If you’ve ever wondered why there are so many mummies and werewolves all over the place I can tell you right now it’s because wizards get pissed so easily. Those guys have no problem throwing a curse around like it’s a tennis ball and normal people are dogs. Well, I guess the people wouldn’t be the dog because you don’t throw the tennis ball at the dog. I guess the people are the grass thirty feet away in this metaphor. If you have trouble remembering that in the future just think “a meadow is for playing fetch with your dog.” I don’t know if that will help but it might make you remember that it’s fun to go outside and play with your dog and he’ll like that.
Anyway, wizards curse people to be all kinds of things for little to no reason all the time. Cut a wizard off in traffic? Bang, you’re a snail. Ask him for directions while he’s trying to mix a potion? Bang you’re centipede. And oh, what’s this? The recipe he’s working on just so happens to call for a cursed centipede. What a happy coincidence (but not for you).
The thing about getting cursed is that it automatically makes the cursed thing a little bit magical. Forests and villages are full of magic slugs and beetles that have been cursed by wizards. This isn’t too big a deal unless you accidentally eat one and it causes you to float for the afternoon, or to hiccup rainbows or whatever. Now mummies and werewolves? That’s a different story.
Why wizards curse people to be something that powerful is beyond me, but I suppose they just get bored of frogs and the usual things. Or maybe it’s because they think they can make them do their bidding. This is true, but the wizard usually ends up forgetting about them and they wander off. That’s how they end up in London drinking pina coladas at Trader Vic’s or annoying Brendan Fraser for no reason.
One time a bunch of the cursed creatures decided to get together to get revenge on the wizards. The little ones rode on the big ones all the way from The Cursed Forest to Curstie Alley where all the wizards who like to curse people hang out (not to be confused with Curtsy Alley where wizards who like to do fancy bows hang out).
“Hey!” shouted the mummy, kicking over a garbage can “We’re all sick of your shit and demand you uncurse us right now or we’re gonna trash this whole place but good!”
Unfortunately for him it was one of those trash cans with a fire in it, so when he kicked it over he caught on fire and fell over double-dead.
It was a pretty inauspicious beginning but the werewolf decided she had to run with it. “Yeah! What he said!” she barked “And the rest of us aren’t as flammable so don’t get any ideas.”
This statement was somewhat undercut by the fact that the cursed moths had all just flown into the flamming mummy, but the rest of the creatures stood their ground.
“Oh puh-lease,” said one of the wizards, “Like we’re afraid of you! Why don’t you get out of here before we decide to give you extra curses just for being annoying?”
“Yeah, ya dumb dumberfucks!” shouted this other wizard who was super drunk, “Take a one of these in your keister meister!”
“Karl, NO!” shouted all the wizards but it was too late. You see the first wizard was bluffing. If you curse someone who has already been cursed they just get way too powerful. The werewolf suddenly found herself wrapped in a bunch of old bandages and the part of her brain that kept her from being a total raving lunatic was retroactively removed with a ceremonial hook.
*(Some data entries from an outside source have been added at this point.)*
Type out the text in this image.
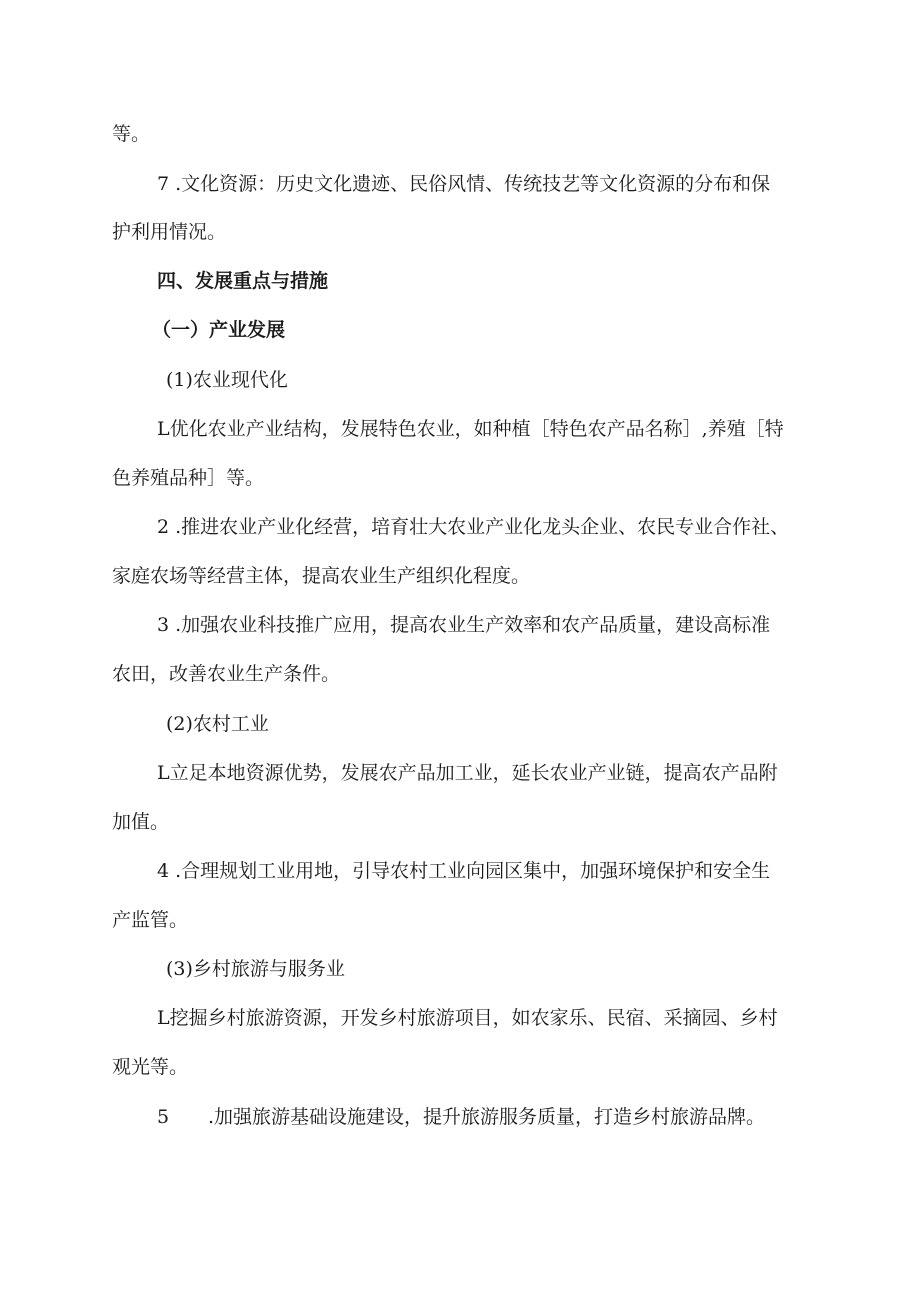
等。

7 .文化资源：历史文化遗迹、民俗风情、传统技艺等文化资源的分布和保

护利用情况。

四、发展重点与措施

（一）产业发展

(1)农业现代化

L优化农业产业结构，发展特色农业，如种植［特色农产品名称］,养殖［特

色养殖品种］等。

2 .推进农业产业化经营，培育壮大农业产业化龙头企业、农民专业合作社、

家庭农场等经营主体，提高农业生产组织化程度。

3 .加强农业科技推广应用，提高农业生产效率和农产品质量，建设高标准

农田，改善农业生产条件。

(2)农村工业

L立足本地资源优势，发展农产品加工业，延长农业产业链，提高农产品附

加值。

4 .合理规划工业用地，引导农村工业向园区集中，加强环境保护和安全生

产监管。

(3)乡村旅游与服务业

L挖掘乡村旅游资源，开发乡村旅游项目，如农家乐、民宿、采摘园、乡村

观光等。

5 .加强旅游基础设施建设，提升旅游服务质量，打造乡村旅游品牌。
The now mummified werewolf rushed at the wizards with the ferocity of an alligator that was mistaken for a crocodile (they hate that). She started biting and clawing and using whatever powers mummies have. Ale and blood and long-ass beard hairs were going everywhere.
Now obviously the wizards were wizards and had plenty of magic spells to cast, but the other creatures were rallied now, and if you’re ever tried fighting a mummy/werewolf while a bunch of cursed lizards and bugs were biting your legs you know what a pain in the ass it can be.
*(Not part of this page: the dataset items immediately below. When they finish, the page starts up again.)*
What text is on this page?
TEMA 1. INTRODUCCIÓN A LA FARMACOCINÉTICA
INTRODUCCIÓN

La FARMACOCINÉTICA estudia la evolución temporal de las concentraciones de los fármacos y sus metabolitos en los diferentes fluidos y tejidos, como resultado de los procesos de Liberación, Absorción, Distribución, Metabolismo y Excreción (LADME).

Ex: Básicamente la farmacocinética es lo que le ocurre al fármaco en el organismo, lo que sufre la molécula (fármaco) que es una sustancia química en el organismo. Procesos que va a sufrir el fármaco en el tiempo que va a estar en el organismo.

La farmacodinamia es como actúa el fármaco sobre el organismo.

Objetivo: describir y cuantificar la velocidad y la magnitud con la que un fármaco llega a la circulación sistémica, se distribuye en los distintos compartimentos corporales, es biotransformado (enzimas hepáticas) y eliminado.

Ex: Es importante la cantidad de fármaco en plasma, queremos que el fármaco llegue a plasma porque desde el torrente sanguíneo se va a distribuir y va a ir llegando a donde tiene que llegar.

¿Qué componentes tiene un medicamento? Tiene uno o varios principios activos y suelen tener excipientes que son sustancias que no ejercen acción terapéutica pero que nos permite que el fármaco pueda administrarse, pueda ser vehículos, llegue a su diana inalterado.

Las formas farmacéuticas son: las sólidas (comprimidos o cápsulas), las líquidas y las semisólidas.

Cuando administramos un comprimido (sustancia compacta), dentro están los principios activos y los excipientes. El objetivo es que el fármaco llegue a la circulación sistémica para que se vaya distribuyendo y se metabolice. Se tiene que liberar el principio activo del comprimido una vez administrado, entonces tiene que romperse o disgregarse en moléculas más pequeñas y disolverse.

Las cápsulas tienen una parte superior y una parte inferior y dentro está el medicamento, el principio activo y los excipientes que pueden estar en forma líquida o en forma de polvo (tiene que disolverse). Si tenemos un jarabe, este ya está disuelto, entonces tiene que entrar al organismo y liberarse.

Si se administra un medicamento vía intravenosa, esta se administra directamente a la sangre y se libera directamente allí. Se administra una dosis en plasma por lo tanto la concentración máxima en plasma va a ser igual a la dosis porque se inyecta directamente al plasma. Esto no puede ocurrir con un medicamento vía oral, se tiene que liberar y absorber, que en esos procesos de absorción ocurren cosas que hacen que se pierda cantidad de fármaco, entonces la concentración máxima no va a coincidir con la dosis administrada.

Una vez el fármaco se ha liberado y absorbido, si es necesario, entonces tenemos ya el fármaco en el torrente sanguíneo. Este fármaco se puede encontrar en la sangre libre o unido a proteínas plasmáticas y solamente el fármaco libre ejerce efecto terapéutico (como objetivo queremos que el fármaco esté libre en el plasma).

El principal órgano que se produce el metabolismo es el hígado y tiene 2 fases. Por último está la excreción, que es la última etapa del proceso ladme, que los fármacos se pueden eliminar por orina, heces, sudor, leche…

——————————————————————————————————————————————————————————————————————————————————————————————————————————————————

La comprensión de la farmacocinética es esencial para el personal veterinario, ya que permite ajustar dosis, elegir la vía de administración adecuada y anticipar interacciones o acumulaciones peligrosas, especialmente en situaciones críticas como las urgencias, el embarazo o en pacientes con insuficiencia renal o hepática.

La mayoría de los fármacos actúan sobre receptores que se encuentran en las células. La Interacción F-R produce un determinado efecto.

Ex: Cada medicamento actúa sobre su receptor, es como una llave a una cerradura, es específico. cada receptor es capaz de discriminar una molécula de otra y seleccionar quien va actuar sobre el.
Things were getting pretty out of control until finally the owner of The Cursed Alley Brew Pub came out and starting banging a baseball bat on the wall and screaming “Hey! Knock it off!” That made everyone feel bad for being so disrespectful and they decided they should probably take his advice and knock it off.
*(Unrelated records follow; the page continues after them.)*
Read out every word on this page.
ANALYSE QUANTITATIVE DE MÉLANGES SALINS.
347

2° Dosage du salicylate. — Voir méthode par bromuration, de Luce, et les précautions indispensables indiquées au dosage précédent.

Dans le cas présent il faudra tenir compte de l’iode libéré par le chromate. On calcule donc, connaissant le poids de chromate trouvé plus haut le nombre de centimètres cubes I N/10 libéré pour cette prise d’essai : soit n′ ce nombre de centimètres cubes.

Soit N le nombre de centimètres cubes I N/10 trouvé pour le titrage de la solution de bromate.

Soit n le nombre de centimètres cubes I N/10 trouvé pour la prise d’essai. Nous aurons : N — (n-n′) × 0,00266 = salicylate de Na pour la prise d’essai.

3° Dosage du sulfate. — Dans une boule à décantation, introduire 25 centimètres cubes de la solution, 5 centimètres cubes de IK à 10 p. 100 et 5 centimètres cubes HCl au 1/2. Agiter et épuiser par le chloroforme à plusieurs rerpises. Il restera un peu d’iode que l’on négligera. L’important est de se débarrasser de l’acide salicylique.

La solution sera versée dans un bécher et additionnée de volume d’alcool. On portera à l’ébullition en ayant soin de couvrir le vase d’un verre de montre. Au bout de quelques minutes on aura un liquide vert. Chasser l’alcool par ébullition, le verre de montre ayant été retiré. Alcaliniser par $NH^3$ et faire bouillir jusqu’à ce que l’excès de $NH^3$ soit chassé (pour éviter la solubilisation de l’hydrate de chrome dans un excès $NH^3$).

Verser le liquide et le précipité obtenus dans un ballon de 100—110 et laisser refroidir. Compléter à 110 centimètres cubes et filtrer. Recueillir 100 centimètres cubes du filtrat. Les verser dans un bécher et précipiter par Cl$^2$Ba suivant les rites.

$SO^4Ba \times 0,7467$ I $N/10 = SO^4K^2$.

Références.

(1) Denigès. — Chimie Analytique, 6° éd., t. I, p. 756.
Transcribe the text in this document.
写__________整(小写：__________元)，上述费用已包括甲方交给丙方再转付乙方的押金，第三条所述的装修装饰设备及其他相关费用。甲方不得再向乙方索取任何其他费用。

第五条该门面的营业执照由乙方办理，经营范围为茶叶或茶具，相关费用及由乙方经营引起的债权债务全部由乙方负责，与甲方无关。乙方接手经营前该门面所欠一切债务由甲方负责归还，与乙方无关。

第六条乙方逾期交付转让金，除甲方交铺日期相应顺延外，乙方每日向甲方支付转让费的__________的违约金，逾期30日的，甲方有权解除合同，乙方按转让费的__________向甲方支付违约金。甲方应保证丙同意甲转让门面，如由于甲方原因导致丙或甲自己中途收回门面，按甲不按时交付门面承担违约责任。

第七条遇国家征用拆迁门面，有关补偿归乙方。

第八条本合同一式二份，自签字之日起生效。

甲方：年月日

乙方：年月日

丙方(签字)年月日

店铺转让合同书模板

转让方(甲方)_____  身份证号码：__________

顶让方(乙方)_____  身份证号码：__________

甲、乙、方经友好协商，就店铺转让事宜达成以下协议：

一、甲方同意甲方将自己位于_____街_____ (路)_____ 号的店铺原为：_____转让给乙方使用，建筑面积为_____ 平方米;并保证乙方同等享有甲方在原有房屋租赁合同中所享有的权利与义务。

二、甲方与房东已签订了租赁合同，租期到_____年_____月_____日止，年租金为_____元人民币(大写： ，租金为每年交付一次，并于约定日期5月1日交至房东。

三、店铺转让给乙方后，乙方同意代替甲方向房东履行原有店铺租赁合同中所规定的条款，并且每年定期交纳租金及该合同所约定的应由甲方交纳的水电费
A cursed bullfrog offered to buy everyone a round of ale and they all sat around and kind of hashed it out. The wizards agreed to uncurse the creatures based on how douchey the thing that got them cursed in the first place was. For instance, the guy who told a wizard to “suck his butt” when he found out the price of a love potion got turned from a slug back into a guy, but the lady who stole a wizard’s hat off his head when he wasn’t looking and did a dance she called “the dance of the little-dick sorcerer” had to stay a dung beetle for another six months. Everyone agreed it was pretty fair.
As for the mummy/werewolf, she decided to stay that way because it was so badass. Clearly she was a super dangerous monster now, but without her the historical compromise never would have been reached, so everyone agreed that was pretty fair too.